Cécile s’activait sur moi comme elle savait si bien le faire pour me satisfaire, c’était vraiment intense cet après midi là.
Parvenus une nouvelle fois dans la cuisine, je cherchais un endroit pour me maintenir droit et, dans un geste inopiné et anodin j’appuyai sur le bouton « start » du micro-onde dont le ronronnement envahit l’espace sonore, en plus des bruits de succion et de mes râles à demi contenus, car je sentais que j’allais venir bientôt.
C’est donc dans ces circonstances que nous n’entendîmes pas la porte d’entrée s’ouvrir et se refermer.
Au moment où je déchargeai dans la bouche de Cécile, j’entendis un petit cri de surprise comme celui d’un enfant qui découvrirait au pied du sapin que le Père Noël s’est trompé de cadeau.
J’ouvris les yeux et découvris le mari de Cécile pétrifié dans l’encadrement de la porte de la cuisine.

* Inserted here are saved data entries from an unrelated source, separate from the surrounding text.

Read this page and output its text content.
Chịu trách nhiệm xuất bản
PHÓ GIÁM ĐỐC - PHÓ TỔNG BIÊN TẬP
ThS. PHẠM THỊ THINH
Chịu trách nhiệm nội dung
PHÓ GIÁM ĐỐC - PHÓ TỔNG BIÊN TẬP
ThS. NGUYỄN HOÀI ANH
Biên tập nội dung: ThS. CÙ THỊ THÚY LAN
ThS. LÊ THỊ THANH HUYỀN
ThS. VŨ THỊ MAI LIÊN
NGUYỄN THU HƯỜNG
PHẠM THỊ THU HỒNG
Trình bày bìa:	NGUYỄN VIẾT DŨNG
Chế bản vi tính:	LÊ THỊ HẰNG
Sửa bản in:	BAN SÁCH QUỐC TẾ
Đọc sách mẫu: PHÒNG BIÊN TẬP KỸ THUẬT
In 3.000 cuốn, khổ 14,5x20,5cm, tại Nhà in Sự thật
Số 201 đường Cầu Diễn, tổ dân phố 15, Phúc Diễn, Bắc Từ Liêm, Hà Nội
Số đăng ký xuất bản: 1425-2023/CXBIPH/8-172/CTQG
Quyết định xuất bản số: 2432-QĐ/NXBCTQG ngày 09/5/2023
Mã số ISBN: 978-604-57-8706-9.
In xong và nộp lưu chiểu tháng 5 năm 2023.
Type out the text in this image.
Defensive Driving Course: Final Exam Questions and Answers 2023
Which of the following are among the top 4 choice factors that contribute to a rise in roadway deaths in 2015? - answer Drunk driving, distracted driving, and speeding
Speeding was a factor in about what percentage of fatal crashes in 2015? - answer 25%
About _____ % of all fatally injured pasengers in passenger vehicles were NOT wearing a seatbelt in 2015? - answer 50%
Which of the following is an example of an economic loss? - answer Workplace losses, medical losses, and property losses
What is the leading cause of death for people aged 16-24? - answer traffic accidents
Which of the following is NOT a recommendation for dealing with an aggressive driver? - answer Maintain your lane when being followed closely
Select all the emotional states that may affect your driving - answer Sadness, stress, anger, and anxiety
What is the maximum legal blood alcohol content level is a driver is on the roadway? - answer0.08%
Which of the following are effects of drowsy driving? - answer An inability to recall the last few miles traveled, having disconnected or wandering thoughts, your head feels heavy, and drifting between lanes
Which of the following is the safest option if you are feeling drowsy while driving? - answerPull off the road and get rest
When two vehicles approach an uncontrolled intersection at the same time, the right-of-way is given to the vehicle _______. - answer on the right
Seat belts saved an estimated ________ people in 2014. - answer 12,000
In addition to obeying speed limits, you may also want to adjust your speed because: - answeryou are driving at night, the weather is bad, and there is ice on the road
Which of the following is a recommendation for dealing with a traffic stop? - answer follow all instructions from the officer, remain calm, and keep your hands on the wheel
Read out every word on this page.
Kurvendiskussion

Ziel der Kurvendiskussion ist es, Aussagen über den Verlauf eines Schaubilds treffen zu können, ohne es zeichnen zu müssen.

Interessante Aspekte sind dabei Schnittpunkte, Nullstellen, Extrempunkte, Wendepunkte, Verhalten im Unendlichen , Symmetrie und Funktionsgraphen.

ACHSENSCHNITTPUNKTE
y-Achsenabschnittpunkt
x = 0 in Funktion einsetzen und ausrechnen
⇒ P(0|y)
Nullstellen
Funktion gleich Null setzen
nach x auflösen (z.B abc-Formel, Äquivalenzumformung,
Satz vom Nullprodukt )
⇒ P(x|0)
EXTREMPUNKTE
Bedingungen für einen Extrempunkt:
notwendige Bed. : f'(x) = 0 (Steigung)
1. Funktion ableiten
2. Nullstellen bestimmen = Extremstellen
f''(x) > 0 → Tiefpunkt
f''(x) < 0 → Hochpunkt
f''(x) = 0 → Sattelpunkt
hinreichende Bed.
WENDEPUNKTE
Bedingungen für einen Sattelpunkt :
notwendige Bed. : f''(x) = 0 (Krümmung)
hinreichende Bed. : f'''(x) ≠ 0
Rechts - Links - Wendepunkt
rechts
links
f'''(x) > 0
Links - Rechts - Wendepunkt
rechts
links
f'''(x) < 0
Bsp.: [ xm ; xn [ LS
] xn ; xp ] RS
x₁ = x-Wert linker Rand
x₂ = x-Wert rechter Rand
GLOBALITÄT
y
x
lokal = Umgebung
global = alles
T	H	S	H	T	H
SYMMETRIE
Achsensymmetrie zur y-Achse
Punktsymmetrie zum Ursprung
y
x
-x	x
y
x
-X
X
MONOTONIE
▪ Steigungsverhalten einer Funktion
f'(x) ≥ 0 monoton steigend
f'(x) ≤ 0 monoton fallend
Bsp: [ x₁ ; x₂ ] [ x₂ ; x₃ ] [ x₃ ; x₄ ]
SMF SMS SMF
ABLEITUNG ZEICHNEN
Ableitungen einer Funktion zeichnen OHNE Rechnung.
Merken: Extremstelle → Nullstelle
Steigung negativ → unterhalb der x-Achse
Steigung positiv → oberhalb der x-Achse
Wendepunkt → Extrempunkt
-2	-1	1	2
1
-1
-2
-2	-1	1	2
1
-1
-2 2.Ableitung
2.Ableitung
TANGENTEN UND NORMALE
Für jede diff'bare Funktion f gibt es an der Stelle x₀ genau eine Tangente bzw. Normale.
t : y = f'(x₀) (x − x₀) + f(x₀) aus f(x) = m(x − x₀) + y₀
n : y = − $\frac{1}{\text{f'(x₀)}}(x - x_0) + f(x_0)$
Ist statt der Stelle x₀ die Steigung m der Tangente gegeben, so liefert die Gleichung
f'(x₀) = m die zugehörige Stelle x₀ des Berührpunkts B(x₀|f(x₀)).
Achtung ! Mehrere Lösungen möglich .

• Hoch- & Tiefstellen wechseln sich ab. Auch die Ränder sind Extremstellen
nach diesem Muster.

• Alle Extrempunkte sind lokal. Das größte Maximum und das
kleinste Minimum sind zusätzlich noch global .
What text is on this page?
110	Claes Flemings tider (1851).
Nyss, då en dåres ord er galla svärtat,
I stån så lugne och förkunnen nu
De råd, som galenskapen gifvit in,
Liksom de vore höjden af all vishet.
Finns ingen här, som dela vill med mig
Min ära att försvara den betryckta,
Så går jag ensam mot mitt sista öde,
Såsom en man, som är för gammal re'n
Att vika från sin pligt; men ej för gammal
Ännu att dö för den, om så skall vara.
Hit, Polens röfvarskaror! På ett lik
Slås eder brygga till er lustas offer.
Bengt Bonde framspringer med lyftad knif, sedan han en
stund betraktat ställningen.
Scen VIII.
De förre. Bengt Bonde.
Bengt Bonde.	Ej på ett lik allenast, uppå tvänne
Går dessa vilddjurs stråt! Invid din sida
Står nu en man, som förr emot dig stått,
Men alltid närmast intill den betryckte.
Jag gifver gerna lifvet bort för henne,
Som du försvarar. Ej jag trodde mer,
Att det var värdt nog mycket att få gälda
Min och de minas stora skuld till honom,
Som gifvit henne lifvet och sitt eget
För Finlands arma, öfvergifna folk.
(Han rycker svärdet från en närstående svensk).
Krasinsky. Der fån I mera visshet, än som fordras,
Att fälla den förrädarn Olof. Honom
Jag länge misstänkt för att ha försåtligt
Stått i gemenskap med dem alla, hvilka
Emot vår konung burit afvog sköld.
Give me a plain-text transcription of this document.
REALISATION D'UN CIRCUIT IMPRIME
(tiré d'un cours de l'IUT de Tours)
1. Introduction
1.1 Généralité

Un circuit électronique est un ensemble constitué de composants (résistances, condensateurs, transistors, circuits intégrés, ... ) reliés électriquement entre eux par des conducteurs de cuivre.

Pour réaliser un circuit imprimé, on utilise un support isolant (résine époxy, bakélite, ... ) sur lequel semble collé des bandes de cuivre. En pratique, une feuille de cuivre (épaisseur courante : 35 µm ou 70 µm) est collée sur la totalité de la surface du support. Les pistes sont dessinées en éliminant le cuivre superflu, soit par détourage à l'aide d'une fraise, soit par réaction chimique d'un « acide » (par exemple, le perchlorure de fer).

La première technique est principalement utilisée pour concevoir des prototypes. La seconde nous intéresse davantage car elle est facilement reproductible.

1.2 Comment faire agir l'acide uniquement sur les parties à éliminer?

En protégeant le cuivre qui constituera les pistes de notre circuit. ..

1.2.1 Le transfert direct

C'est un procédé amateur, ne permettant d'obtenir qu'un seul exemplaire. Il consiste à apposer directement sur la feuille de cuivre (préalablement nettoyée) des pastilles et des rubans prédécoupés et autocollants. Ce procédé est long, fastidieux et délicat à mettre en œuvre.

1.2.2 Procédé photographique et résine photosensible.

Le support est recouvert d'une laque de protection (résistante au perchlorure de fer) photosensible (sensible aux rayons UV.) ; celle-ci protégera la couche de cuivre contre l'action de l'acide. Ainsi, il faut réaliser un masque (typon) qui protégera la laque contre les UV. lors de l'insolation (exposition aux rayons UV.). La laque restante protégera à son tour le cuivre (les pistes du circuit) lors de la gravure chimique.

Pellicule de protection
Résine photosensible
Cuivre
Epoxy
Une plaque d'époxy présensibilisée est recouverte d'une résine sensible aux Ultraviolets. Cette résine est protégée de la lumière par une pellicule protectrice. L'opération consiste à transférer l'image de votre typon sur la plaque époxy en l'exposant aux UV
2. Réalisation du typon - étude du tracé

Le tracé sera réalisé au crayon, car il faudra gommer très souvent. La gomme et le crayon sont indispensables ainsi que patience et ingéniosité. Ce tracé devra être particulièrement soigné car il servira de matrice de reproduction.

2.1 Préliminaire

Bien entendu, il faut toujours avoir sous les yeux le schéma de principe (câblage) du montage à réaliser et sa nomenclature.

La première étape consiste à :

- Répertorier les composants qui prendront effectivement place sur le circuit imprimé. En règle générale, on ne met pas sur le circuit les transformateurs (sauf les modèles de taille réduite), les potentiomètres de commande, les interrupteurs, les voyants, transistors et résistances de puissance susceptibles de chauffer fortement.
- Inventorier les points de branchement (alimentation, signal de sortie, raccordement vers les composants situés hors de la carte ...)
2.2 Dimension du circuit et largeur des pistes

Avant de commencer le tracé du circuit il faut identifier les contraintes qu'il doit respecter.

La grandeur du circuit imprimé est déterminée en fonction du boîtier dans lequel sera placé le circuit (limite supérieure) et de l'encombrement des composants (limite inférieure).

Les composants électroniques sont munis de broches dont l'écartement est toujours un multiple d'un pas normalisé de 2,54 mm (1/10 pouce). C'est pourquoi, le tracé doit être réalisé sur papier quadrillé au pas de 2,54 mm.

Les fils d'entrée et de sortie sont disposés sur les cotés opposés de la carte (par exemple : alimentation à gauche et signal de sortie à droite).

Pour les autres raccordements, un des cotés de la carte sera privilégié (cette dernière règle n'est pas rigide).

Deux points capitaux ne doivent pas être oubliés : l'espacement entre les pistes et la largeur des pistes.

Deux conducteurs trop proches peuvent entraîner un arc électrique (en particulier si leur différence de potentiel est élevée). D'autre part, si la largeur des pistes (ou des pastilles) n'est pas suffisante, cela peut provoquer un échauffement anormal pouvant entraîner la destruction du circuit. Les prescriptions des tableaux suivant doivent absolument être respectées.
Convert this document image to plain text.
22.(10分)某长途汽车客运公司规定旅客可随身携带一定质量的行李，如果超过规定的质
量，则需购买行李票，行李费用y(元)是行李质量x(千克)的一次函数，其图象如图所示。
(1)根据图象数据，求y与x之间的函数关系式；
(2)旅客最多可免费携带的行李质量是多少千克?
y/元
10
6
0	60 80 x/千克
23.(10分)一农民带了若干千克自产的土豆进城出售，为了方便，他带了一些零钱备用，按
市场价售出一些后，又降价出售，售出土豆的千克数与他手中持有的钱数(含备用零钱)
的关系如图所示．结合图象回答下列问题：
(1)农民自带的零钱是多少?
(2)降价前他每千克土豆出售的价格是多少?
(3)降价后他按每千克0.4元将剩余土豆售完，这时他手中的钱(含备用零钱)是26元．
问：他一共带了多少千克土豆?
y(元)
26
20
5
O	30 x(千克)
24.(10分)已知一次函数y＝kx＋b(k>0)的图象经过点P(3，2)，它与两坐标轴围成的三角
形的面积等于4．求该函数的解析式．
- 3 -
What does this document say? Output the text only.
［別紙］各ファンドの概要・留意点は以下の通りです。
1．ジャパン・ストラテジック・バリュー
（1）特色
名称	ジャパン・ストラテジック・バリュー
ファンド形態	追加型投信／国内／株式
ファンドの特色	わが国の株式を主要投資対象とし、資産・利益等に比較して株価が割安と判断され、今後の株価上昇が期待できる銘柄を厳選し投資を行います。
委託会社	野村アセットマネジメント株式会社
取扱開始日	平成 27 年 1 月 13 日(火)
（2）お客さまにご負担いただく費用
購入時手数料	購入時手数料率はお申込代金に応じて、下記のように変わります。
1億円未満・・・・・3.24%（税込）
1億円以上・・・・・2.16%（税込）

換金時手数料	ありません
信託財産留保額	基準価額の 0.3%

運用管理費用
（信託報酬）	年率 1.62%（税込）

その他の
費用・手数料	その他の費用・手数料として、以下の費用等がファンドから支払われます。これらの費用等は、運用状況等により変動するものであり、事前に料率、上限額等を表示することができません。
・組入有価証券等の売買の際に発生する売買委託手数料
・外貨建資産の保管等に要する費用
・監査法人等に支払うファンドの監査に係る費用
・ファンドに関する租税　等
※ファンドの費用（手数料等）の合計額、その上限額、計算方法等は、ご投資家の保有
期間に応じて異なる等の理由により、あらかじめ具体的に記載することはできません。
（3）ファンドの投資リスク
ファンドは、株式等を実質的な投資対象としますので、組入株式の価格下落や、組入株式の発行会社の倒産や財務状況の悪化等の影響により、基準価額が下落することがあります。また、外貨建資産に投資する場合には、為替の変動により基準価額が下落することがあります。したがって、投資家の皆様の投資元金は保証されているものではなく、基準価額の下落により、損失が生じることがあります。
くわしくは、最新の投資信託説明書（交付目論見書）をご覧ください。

Sa bouche était figée dans un incrédule « o » rond et carré en même temps.
La scène qui s’ensuivit, n’avait cessé depuis de se jouer et de se rejouer dans mon esprit.
Un doigt virtuel et masochiste n’arrêtait pas d’appuyer sur le bouton de ma télécommande mentale de manière malsaine et lubrique.
Cécile à genoux et la bouche pleine en train de s’étouffer, son mari rouge brique et sa bouche soufflant l’enfer des hauts fourneaux et moi, filant vers la porte-fenêtre de la cuisine, tout en essayant de remettre mon pantalon.
Cela faisait donc une semaine que je m’entraînais à boire des cafés avec vue sur La Maison Carrée.
Je pouvais rester en terrasse tout l’après midi car cette fin de mois d’Octobre était particulièrement douce et ensoleillée.
J’avais du temps à tuer et peut être que j’étais en train de me découvrir l’âme d’un assassin.
Je n’espérais pas recevoir un chèque pour les trois semaines de travaux que j’avais effectué à la villa.
Un ou deux petits chantiers auraient mérités qu’on les finisse.
Sincèrement, cela m’ennuyait de penser que ce travail restait inachevé.
Peut être que des professionnels était venus pour bâcler la chose.
Après toute cette histoire, sans doute pas un autre homme à tout faire.
J’avais essayé d’appeler Cécile sur son portable.
Il y avait encore trois jours, ça sonnait mais elle ne répondait pas.
J’avais fini par laisser deux messages.
La dernière fois que j’avais appelé, le numéro n’était plus attribué.
Chapitre 2
Lundi vers midi, j’étais en train de finir de me raser, souhaitant me rendre présentable pour un hypothétique rendez-vous professionnel chez un particulier en fin d’après-midi, lorsque la sonnerie de mon portable se mélangea inconfortablement avec le buzz de mon rasoir électrique.